Anemia screening in potential female blood donors: comparison of two different quantitative methods

Anemia screening before blood donation requires an accurate, quick, practical, and easy method with minimal discomfort for the donors. The aim of this study was to compare the accuracy of two quantitative methods of anemia screening: the HemoCue 201(+) (Aktiebolaget Leo Diagnostics) hemoglobin (Hb) and microhematocrit (micro-Hct) tests. Two blood samples of a single fingerstick were obtained from 969 unselected potential female donors to determine the Hb by HemoCue 201(+) and micro-Hct using HemataSTAT II (Separation Technology, Inc.), in alternating order. From each participant, a venous blood sample was drawn and run in an automatic hematology analyzer (ABX Pentra 60, ABX Diagnostics).

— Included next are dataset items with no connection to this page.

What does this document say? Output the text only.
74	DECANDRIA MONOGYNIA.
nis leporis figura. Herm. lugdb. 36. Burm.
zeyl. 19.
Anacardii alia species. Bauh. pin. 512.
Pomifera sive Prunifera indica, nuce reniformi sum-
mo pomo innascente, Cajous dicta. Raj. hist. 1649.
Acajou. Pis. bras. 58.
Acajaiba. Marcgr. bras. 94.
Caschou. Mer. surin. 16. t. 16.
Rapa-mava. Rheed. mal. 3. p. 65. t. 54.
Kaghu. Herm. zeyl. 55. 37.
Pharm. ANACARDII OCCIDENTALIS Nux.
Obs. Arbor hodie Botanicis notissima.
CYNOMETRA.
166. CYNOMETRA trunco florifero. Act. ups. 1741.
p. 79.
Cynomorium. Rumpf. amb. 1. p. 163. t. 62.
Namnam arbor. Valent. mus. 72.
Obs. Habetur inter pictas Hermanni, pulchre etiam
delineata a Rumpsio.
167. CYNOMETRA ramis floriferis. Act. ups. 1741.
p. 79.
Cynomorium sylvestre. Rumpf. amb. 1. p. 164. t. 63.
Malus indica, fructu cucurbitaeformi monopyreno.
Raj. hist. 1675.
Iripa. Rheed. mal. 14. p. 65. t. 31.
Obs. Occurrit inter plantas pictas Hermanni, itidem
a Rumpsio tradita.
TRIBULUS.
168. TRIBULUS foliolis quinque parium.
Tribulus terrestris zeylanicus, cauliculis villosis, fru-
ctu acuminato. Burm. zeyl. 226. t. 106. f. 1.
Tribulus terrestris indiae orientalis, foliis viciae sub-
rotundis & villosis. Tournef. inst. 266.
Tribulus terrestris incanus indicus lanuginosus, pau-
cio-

Considering results of ABX Pentra 60 as true values, the sensitivity and specificity of HemoCue 201(+) and micro-Hct as screening methods were compared, using a venous Hb level of 12.0 g per dL as cutoff for anemia. The sensitivities of the HemoCue 201(+) and HemataSTAT II in detecting anemia were 56 percent (95% confidence interval [CI], 46.1%-65.5%) and 39.5 percent (95% CI, 30.2%-49.3%), respectively (p < 0.001). Analyzing only candidates with a venous Hb level lower than 11.0 g per dL, the deferral rate was 100 percent by HemoCue 201(+) and 77 percent by HemataSTAT II. The specificities of the methods were 93.5 and 93.2 percent, respectively. The HemoCue 201(+) showed greater discriminating power for detecting anemia in prospective blood donors than the micro-Hct method. Both presented equivalent deferral error rates of nonanemic potential donors. Compared to the micro-Hct, HemoCue 201(+) reduces the risk of anemic female donors giving blood, specially for those with lower Hb levels, without increasing the deferral of nonanemic potential donors.